La diffusion des décisions de justice retour Page d'accueil du site

La diffusion sur le Web des décisions judiciaires a été, en France, jusqu'au 15 septembre 2002, restrictive et en retrait par rapport aux pratiques dans de grands pays (Etats-Unis, Canada, Brésil, etc...) et au niveau européen (cour européenne des droits de l'homme [CEDH] et cour de justice des communautés européennes [CJCE]).

Initialement, la présence des juridictions a essentiellement résulté d'initiatives isolées et modestes de nature personnelle plus qu'institutionnelle.

Certaines ont pris fin. Le tribunal administratif de Nantes a disposé jusqu'à la fin de l'année 1998 d'une page personnelle et un contenu essentiellement descriptif (mais utile pour les justiciables). Le tribunal de Melun, également sous la forme d'une page personnelle, a fourni les dates d'audience et les résultats des jugements par numéros de rôle et expurgés de tout caractère nominatif. 

Le tribunal des Sables d'Olonne dispose depuis plusieurs années, sur le site de l'université de Nancy, d'une page sommaire fournissant des renseignement pratiques. Le site du  tribunal de commerce de Bobigny est assez complet mais l'accès à certaines parties est payant.

Longtemps, l'essentiel de la présence judiciaire sur le Web a résulté des plus hautes juridictions.
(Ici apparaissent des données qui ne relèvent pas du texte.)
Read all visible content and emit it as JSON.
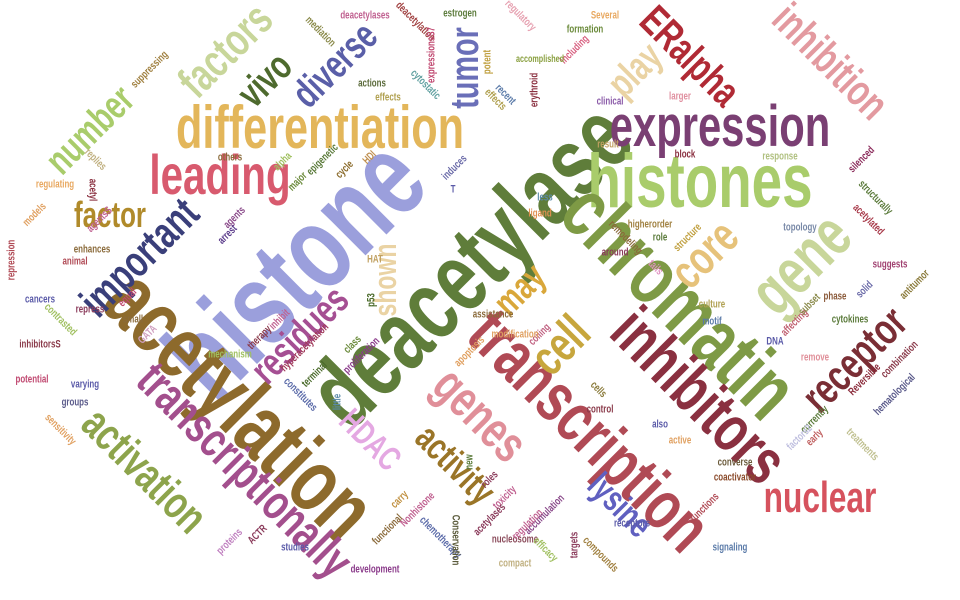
{
  "words": [
    {
      "text": "histone",
      "color": "#9b9fdc"
    },
    {
      "text": "deacetylase",
      "color": "#5f7d3a"
    },
    {
      "text": "acetylation",
      "color": "#8d6a2c"
    },
    {
      "text": "histones",
      "color": "#a9cc6b"
    },
    {
      "text": "chromatin",
      "color": "#7e9a45"
    },
    {
      "text": "transcription",
      "color": "#b04a55"
    },
    {
      "text": "inhibitors",
      "color": "#8a3040"
    },
    {
      "text": "differentiation",
      "color": "#e3b65a"
    },
    {
      "text": "expression",
      "color": "#7a3f73"
    },
    {
      "text": "transcriptionally",
      "color": "#a34f8d"
    },
    {
      "text": "gene",
      "color": "#c8d69a"
    },
    {
      "text": "leading",
      "color": "#d85a6e"
    },
    {
      "text": "genes",
      "color": "#e08f99"
    },
    {
      "text": "activation",
      "color": "#8da44c"
    },
    {
      "text": "cell",
      "color": "#c7a63d"
    },
    {
      "text": "core",
      "color": "#e6c27a"
    },
    {
      "text": "important",
      "color": "#3a3f7a"
    },
    {
      "text": "inhibition",
      "color": "#e39aa0"
    },
    {
      "text": "nuclear",
      "color": "#d6525e"
    },
    {
      "text": "receptor",
      "color": "#7a2e35"
    },
    {
      "text": "residues",
      "color": "#a54f93"
    },
    {
      "text": "factors",
      "color": "#c8d69a"
    },
    {
      "text": "number",
      "color": "#a9cc6b"
    },
    {
      "text": "diverse",
      "color": "#5a5fa8"
    },
    {
      "text": "vivo",
      "color": "#4e6a2e"
    },
    {
      "text": "factor",
      "color": "#b08a2a"
    },
    {
      "text": "ERalpha",
      "color": "#b02a35"
    },
    {
      "text": "tumor",
      "color": "#6a6fb8"
    },
    {
      "text": "play",
      "color": "#ead3a4"
    },
    {
      "text": "activity",
      "color": "#9a7528"
    },
    {
      "text": "HDAC",
      "color": "#e4a8e2"
    },
    {
      "text": "lysine",
      "color": "#6060c0"
    },
    {
      "text": "shown",
      "color": "#ead3a4"
    },
    {
      "text": "may",
      "color": "#d9a73a"
    },
    {
      "text": "mediation",
      "color": "#8a8a4a"
    },
    {
      "text": "deacetylases",
      "color": "#c06090"
    },
    {
      "text": "deacetylation",
      "color": "#a04040"
    },
    {
      "text": "expressionsS7",
      "color": "#c04870"
    },
    {
      "text": "estrogen",
      "color": "#5a7a3a"
    },
    {
      "text": "regulatory",
      "color": "#e6a0b0"
    },
    {
      "text": "Several",
      "color": "#e8a860"
    },
    {
      "text": "formation",
      "color": "#6a8a3a"
    },
    {
      "text": "including",
      "color": "#d86080"
    },
    {
      "text": "accomplished",
      "color": "#8aa040"
    },
    {
      "text": "suppressing",
      "color": "#a08040"
    },
    {
      "text": "potent",
      "color": "#c0a040"
    },
    {
      "text": "erythroid",
      "color": "#8a3040"
    },
    {
      "text": "recent",
      "color": "#5a7aa8"
    },
    {
      "text": "effects",
      "color": "#b0a050"
    },
    {
      "text": "actions",
      "color": "#5a6a3a"
    },
    {
      "text": "cytostatic",
      "color": "#60a0a0"
    },
    {
      "text": "clinical",
      "color": "#8a5aa8"
    },
    {
      "text": "larger",
      "color": "#e090a0"
    },
    {
      "text": "result",
      "color": "#c0a060"
    },
    {
      "text": "block",
      "color": "#8a3040"
    },
    {
      "text": "response",
      "color": "#b0c080"
    },
    {
      "text": "silenced",
      "color": "#8a2a5a"
    },
    {
      "text": "others",
      "color": "#8a6a3a"
    },
    {
      "text": "alpha",
      "color": "#a0c060"
    },
    {
      "text": "epigenetic",
      "color": "#5a7a3a"
    },
    {
      "text": "major",
      "color": "#6a8a3a"
    },
    {
      "text": "HDI",
      "color": "#c09050"
    },
    {
      "text": "cycle",
      "color": "#8a6a2a"
    },
    {
      "text": "induces",
      "color": "#6a6aa8"
    },
    {
      "text": "less",
      "color": "#5a8aa8"
    },
    {
      "text": "ligand",
      "color": "#e09050"
    },
    {
      "text": "higherorder",
      "color": "#a08040"
    },
    {
      "text": "structurally",
      "color": "#5a7a3a"
    },
    {
      "text": "acetylated",
      "color": "#a83a4a"
    },
    {
      "text": "regulating",
      "color": "#e8a860"
    },
    {
      "text": "replies",
      "color": "#c0b080"
    },
    {
      "text": "acetyl",
      "color": "#8a3040"
    },
    {
      "text": "agents",
      "color": "#8a4a8a"
    },
    {
      "text": "arrest",
      "color": "#5a3a8a"
    },
    {
      "text": "remodeling",
      "color": "#8a6a3a"
    },
    {
      "text": "role",
      "color": "#5a7a3a"
    },
    {
      "text": "structure",
      "color": "#c0a040"
    },
    {
      "text": "topology",
      "color": "#7a8aa8"
    },
    {
      "text": "agentsS",
      "color": "#c06090"
    },
    {
      "text": "models",
      "color": "#e0a060"
    },
    {
      "text": "enhances",
      "color": "#8a6a3a"
    },
    {
      "text": "animal",
      "color": "#b04a55"
    },
    {
      "text": "repression",
      "color": "#b04a55"
    },
    {
      "text": "around",
      "color": "#8a3a5a"
    },
    {
      "text": "suggests",
      "color": "#a04070"
    },
    {
      "text": "antitumor",
      "color": "#8a7a3a"
    },
    {
      "text": "tails",
      "color": "#e090c0"
    },
    {
      "text": "HAT",
      "color": "#c0a060"
    },
    {
      "text": "p53",
      "color": "#4a6a2a"
    },
    {
      "text": "cancers",
      "color": "#5a5aa8"
    },
    {
      "text": "repress",
      "color": "#8a3a5a"
    },
    {
      "text": "equal",
      "color": "#c04870"
    },
    {
      "text": "small",
      "color": "#8a6a3a"
    },
    {
      "text": "contrasted",
      "color": "#a0c060"
    },
    {
      "text": "hyperacetylation",
      "color": "#a03a5a"
    },
    {
      "text": "class",
      "color": "#6a8a3a"
    },
    {
      "text": "assistance",
      "color": "#8a6a3a"
    },
    {
      "text": "coiling",
      "color": "#c06080"
    },
    {
      "text": "culture",
      "color": "#b0a050"
    },
    {
      "text": "motif",
      "color": "#5a7aa8"
    },
    {
      "text": "phase",
      "color": "#8a5a3a"
    },
    {
      "text": "solid",
      "color": "#6a6aa8"
    },
    {
      "text": "cytokines",
      "color": "#5a7a3a"
    },
    {
      "text": "remove",
      "color": "#e08f99"
    },
    {
      "text": "combination",
      "color": "#8a3a4a"
    },
    {
      "text": "DNA",
      "color": "#5a5aa8"
    },
    {
      "text": "inhibitorsS",
      "color": "#8a3a4a"
    },
    {
      "text": "potential",
      "color": "#c04870"
    },
    {
      "text": "mechanism",
      "color": "#a0c060"
    },
    {
      "text": "varying",
      "color": "#5a5aa8"
    },
    {
      "text": "groups",
      "color": "#5a5a8a"
    },
    {
      "text": "proliferation",
      "color": "#8a3a8a"
    },
    {
      "text": "modification",
      "color": "#e0a060"
    },
    {
      "text": "coactivator",
      "color": "#8a4a2a"
    },
    {
      "text": "cells",
      "color": "#8a7a3a"
    },
    {
      "text": "control",
      "color": "#8a3a4a"
    },
    {
      "text": "also",
      "color": "#5a5aa8"
    },
    {
      "text": "currently",
      "color": "#5a7a3a"
    },
    {
      "text": "Reversible",
      "color": "#8a2a3a"
    },
    {
      "text": "hematological",
      "color": "#5a5a8a"
    },
    {
      "text": "treatments",
      "color": "#c0c090"
    },
    {
      "text": "active",
      "color": "#e0a060"
    },
    {
      "text": "converse",
      "color": "#6a5a3a"
    },
    {
      "text": "functions",
      "color": "#b04a55"
    },
    {
      "text": "early",
      "color": "#c06060"
    },
    {
      "text": "sensitivity",
      "color": "#e0a060"
    },
    {
      "text": "proteins",
      "color": "#c080c0"
    },
    {
      "text": "ACTR",
      "color": "#8a3a5a"
    },
    {
      "text": "studies",
      "color": "#5a5aa8"
    },
    {
      "text": "development",
      "color": "#8a3a8a"
    },
    {
      "text": "functional",
      "color": "#8a6a3a"
    },
    {
      "text": "Nonhistone",
      "color": "#c06090"
    },
    {
      "text": "chemotherapy",
      "color": "#5a6aa8"
    },
    {
      "text": "nucleosome",
      "color": "#8a4a5a"
    },
    {
      "text": "efficacy",
      "color": "#a0c060"
    },
    {
      "text": "compact",
      "color": "#c0b080"
    },
    {
      "text": "compounds",
      "color": "#a08040"
    },
    {
      "text": "receptors",
      "color": "#5a5aa8"
    },
    {
      "text": "targets",
      "color": "#8a3a5a"
    },
    {
      "text": "signaling",
      "color": "#5a7aa8"
    },
    {
      "text": "toxicity",
      "color": "#c06090"
    },
    {
      "text": "roles",
      "color": "#8a3a5a"
    },
    {
      "text": "new",
      "color": "#5a7a3a"
    },
    {
      "text": "accumulation",
      "color": "#8a4a8a"
    },
    {
      "text": "Conservation",
      "color": "#5a5a3a"
    },
    {
      "text": "carry",
      "color": "#c09040"
    },
    {
      "text": "constitutes",
      "color": "#5a6aa8"
    },
    {
      "text": "little",
      "color": "#5a8aa8"
    },
    {
      "text": "terminal",
      "color": "#4a6a2a"
    },
    {
      "text": "therapy",
      "color": "#8a3a4a"
    },
    {
      "text": "inhibit",
      "color": "#c06090"
    },
    {
      "text": "GATA",
      "color": "#d0a0c0"
    },
    {
      "text": "apoptosis",
      "color": "#e0a060"
    },
    {
      "text": "affecting",
      "color": "#c06070"
    },
    {
      "text": "subset",
      "color": "#8a8a4a"
    },
    {
      "text": "acetylases",
      "color": "#8a3a5a"
    },
    {
      "text": "regulation",
      "color": "#c06090"
    },
    {
      "text": "enzyme",
      "color": "#8a8a3a"
    },
    {
      "text": "under",
      "color": "#c0a040"
    },
    {
      "text": "suppressed",
      "color": "#c0c0e0"
    },
    {
      "text": "factors2",
      "color": "#8a8a3a"
    },
    {
      "text": "reported",
      "color": "#c0a060"
    },
    {
      "text": "elements",
      "color": "#a0c060"
    },
    {
      "text": "T",
      "color": "#5a5aa8"
    },
    {
      "text": "regulatory2",
      "color": "#8a6a3a"
    }
  ]
}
Mais le Conseil constitutionnel est pendant plusieurs années demeuré une exception : son site a été ouvert en 1996 et dès cette époque il a opté pour une large diffusion de ses décisions et autres documents. 

Au mois de décembre 1998, la Cour des comptes a ouvert un site d'un grand intérêt comprenant notamment une présentation de la haute juridiction financière, ainsi que des Chambres régionales des comptes, des extraits de rapports, des textes officiels et un moteur de recherche. 

Il a fallu attendre les premiers jours de 1999 pour que la Cour de cassation mette en ligne ses principaux arrêts en matières civile, commerciale, pénale et sociale, par numéro, avec un moteur de recherche mais à l'état brut, sans aucun texte de présentation. 

Le Conseil d'Etat a été sans doute la juridiction suprême la plus réticente à l'égard de l'Internet. La création de son site a été plusieurs fois annoncée et retardée, laconiquement : son existence sur le Web était limitée à des pages sur Légifrance. A l'origine ce sont donc des sites privés qui bénévolement ont permis l'accès à des jurisprudences administratives. Le site du Conseil d'Etat a été ouvert au mois de mars 1999. Il présente des renseignements pratiques sur son activité et des informations sur l'organisation et le fonctionnement de la justice administrative. Il comporte une analyse des "grands arrêts" et diffuse les principaux arrêts depuis 1999. La Cour administrative d'appel de Paris, comme les autres cours, dispose sur ce site d'une page personnelle. Elle y diffuse gratuitement la Lettre de la Cour administrative de Paris qui comporte de brèves analyses de ses arrêts(1). Le Conseil d'Etat s'est finalement décidé à diffuser à compter de l'année judiciaire 2003-2004, une lettre trimestrielle "La lettre de la justice administrative", lien entre cette importante institution et les citoyens, et plus particulièrement les juristes, intéressés à son activité. 

 

(1) L'interprétation restrictive du décret n° 94-980 du 14 novembre 1994 relatif à la délivrance de documents par le Conseil d'Etat, les Cours administratives d'appel et les tribunaux administratifs -donc antérieur à l'avènement de l'Internet -, n'est pas propice à une large diffusion de la jurisprudence et des documents réalisés par les juridictions administratives.